Academic interests
My work focuses on the Early Middle Ages, with a specific emphasis on Anglo-Saxon England. I am particularly interested in early Insular intellectual and monastic culture.
My monograph, Medical Texts in Anglo-Saxon Literary Culture, offers a fresh look at the Old English medical corpus, which contains the earliest complete collections of medical material in a Western vernacular language. While sometimes viewed as belonging primarily to popular culture or folk belief, I show that these texts were part of an elite, learned, intellectual culture.

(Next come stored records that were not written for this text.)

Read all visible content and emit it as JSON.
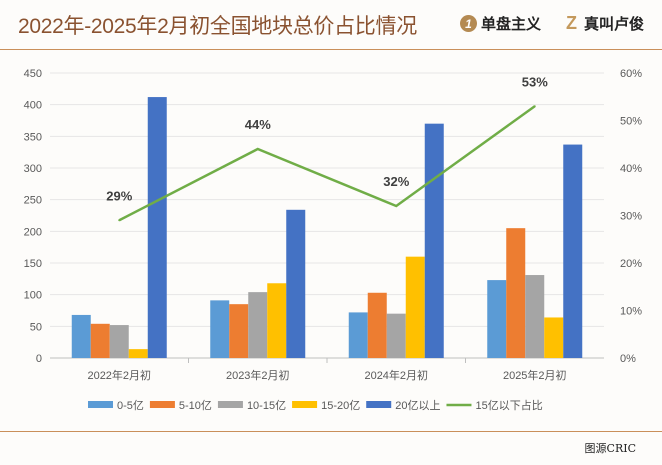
{
  "header": {
    "title": "2022年-2025年2月初全国地块总价占比情况",
    "brand1": "单盘主义",
    "brand1_mark": "1",
    "brand2": "真叫卢俊",
    "brand2_mark": "Z"
  },
  "footer": {
    "source": "图源CRIC"
  },
  "chart_data": {
    "type": "bar",
    "categories": [
      "2022年2月初",
      "2023年2月初",
      "2024年2月初",
      "2025年2月初"
    ],
    "series": [
      {
        "name": "0-5亿",
        "color": "#5b9bd5",
        "values": [
          68,
          91,
          72,
          123
        ]
      },
      {
        "name": "5-10亿",
        "color": "#ed7d31",
        "values": [
          54,
          85,
          103,
          205
        ]
      },
      {
        "name": "10-15亿",
        "color": "#a5a5a5",
        "values": [
          52,
          104,
          70,
          131
        ]
      },
      {
        "name": "15-20亿",
        "color": "#ffc000",
        "values": [
          14,
          118,
          160,
          64
        ]
      },
      {
        "name": "20亿以上",
        "color": "#4472c4",
        "values": [
          412,
          234,
          370,
          337
        ]
      }
    ],
    "line_series": {
      "name": "15亿以下占比",
      "color": "#70ad47",
      "values": [
        29,
        44,
        32,
        53
      ],
      "labels": [
        "29%",
        "44%",
        "32%",
        "53%"
      ],
      "axis": "right"
    },
    "ylim": [
      0,
      450
    ],
    "yticks": [
      "0",
      "50",
      "100",
      "150",
      "200",
      "250",
      "300",
      "350",
      "400",
      "450"
    ],
    "y2lim": [
      0,
      60
    ],
    "y2ticks": [
      "0%",
      "10%",
      "20%",
      "30%",
      "40%",
      "50%",
      "60%"
    ],
    "grid": true,
    "legend": "bottom"
  }
}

My current research focuses on intellectual exchange between England and the Continent in the period of the Anglo-Saxon missions. More generally, I am interested in erudition, word play, ‘magical’ texts, theological disputes and exegesis, medieval reception of classical works, and early medieval scribal communities.
Background
D.Phil. in English (to 1550), University of Oxford, 2017.
M.St. in Medieval Studies, University of Oxford, 2012.
B.A. in History (magna cum laude), University of Washington, 2011.
Publications
Medical Texts in Anglo-Saxon Literary Culture. Boydell & Brewer Press, 2020.
'The Royal Prayerbook and Early Insular Scribal Communities', Early Medieval Europe 29.2 (2021), 181-200.
'A Blood-Staunching Charm of Royal 2.A.xx and its Greek Text', Peritia 32 (2021), 149-62
'Translation Style and the Old English Herbarium’. Notes and Queries 63 (2016), 9-14.